1.9. Salt stress tolerance assay
The effect of the rhizobacterial strains on rape growth under salt stress condition was tested by the modified Eida et al. (2020) method. Rape seeds were sterilized by shaking for 10 min in 70 % ethanol + 0.05 % SDS, washed two times in 96 % ethanol, and one time with sterilized H2O. Then, the seeds were incubated by dipping in bacterial suspensions (10 ml of 109 cfu per ml) with strains B14, B16, B19 and consortium of these bacteria for 30 min. A control was incubated with 10 ml of sterile distilled water. Then, seeds were sown on ½ MS plates (Murashige and Skoog basal salts, Sigma) with or without 100 mM NaCl, stratified in the dark for 2 days at 4 °C, and placed vertically in growth chambers at 22 °C with a photoperiod of 16/8 h (light/dark, 100 μmol/m2/s). After 12 days of seedlings transfer, the plant material was dried at 85°C for 48 hours and dry weight of shoots and roots were measured. Each experiment was performed at least in three biological replicates.

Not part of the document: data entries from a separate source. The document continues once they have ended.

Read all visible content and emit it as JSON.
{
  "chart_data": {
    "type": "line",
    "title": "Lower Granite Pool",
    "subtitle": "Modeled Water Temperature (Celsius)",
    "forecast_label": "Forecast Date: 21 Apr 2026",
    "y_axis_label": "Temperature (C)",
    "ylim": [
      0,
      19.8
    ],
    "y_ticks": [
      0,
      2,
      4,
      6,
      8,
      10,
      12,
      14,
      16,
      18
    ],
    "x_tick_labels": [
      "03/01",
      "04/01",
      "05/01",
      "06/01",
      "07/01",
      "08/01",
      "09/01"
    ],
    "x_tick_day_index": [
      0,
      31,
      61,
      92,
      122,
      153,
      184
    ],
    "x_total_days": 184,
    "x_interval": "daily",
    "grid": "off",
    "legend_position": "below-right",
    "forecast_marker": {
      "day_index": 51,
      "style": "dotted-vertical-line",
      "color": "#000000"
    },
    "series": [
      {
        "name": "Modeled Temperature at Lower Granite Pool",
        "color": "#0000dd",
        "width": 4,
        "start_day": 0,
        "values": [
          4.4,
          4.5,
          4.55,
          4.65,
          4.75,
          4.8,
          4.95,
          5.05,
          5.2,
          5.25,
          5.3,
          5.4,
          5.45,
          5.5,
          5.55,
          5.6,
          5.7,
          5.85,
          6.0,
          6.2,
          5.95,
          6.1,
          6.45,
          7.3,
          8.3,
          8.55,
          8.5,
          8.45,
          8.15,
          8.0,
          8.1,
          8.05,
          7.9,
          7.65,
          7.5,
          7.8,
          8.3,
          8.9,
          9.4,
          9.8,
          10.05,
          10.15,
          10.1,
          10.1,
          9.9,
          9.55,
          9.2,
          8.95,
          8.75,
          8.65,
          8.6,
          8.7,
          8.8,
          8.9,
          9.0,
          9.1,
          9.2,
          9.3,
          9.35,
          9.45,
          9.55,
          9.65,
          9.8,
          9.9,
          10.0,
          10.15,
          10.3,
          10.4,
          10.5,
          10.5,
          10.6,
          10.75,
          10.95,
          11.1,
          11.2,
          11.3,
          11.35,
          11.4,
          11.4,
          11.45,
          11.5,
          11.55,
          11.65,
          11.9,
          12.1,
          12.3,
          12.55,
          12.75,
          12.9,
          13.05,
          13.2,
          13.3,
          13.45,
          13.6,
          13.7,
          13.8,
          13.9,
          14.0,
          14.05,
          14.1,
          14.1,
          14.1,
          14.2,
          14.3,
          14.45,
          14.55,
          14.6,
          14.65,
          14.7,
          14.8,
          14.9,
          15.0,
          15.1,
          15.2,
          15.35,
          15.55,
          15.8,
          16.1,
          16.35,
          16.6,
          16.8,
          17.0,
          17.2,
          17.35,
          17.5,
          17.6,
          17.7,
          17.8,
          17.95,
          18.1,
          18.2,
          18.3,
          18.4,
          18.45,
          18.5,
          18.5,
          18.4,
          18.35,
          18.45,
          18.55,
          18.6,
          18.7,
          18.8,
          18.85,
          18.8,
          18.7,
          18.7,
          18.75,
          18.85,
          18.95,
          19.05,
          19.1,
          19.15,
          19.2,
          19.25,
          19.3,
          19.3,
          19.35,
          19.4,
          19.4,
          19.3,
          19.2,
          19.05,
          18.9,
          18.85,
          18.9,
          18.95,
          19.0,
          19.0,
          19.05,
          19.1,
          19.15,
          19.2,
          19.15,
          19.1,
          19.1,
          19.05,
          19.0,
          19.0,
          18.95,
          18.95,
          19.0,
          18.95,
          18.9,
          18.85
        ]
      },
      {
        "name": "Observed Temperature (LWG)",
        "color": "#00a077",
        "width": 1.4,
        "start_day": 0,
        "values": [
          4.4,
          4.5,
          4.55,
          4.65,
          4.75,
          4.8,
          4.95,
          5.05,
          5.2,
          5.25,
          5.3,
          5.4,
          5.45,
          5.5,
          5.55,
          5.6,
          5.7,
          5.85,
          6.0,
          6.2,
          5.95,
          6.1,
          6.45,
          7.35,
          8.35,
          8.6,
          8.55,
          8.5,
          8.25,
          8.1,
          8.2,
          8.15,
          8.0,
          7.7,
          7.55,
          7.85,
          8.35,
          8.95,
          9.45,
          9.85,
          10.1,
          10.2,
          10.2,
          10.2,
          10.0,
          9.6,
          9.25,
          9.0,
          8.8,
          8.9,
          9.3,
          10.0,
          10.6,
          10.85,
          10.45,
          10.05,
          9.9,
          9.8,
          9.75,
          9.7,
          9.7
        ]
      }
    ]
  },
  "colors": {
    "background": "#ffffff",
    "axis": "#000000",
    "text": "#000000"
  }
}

1.10. Statistical analysis
Statistical analysis of the data from the effect of rhizobacteria on rape growth were performed using canonical analysis (CCA). The indirect ordination analysis CCA was performed in the Canoco 5.0 program (ter Braak and Šmilauer 2012). The result of the analysis is a diagram in which the cultivars are marked with the triangle symbols and the parameters are vectors. Variable designations near the vector arrowhead are analogous to those indicated in parentheses above. At the same time, forward selection and Monte Carlo permutation test were performed. That indicated which variables were statistically significant for the variability of our data.
Statistical analysis of the data from salt stress tolerance assay were performed in Past3, v 3.25. To determine significant differences in response variables, ANOVA were performed. The assumptions for ANOVA were checked using Shapiro-Wilk test for normality, and Levene´s test for homogeneity of variances. Tukey’s multiple comparison test was performed to find means that are significantly different from each other.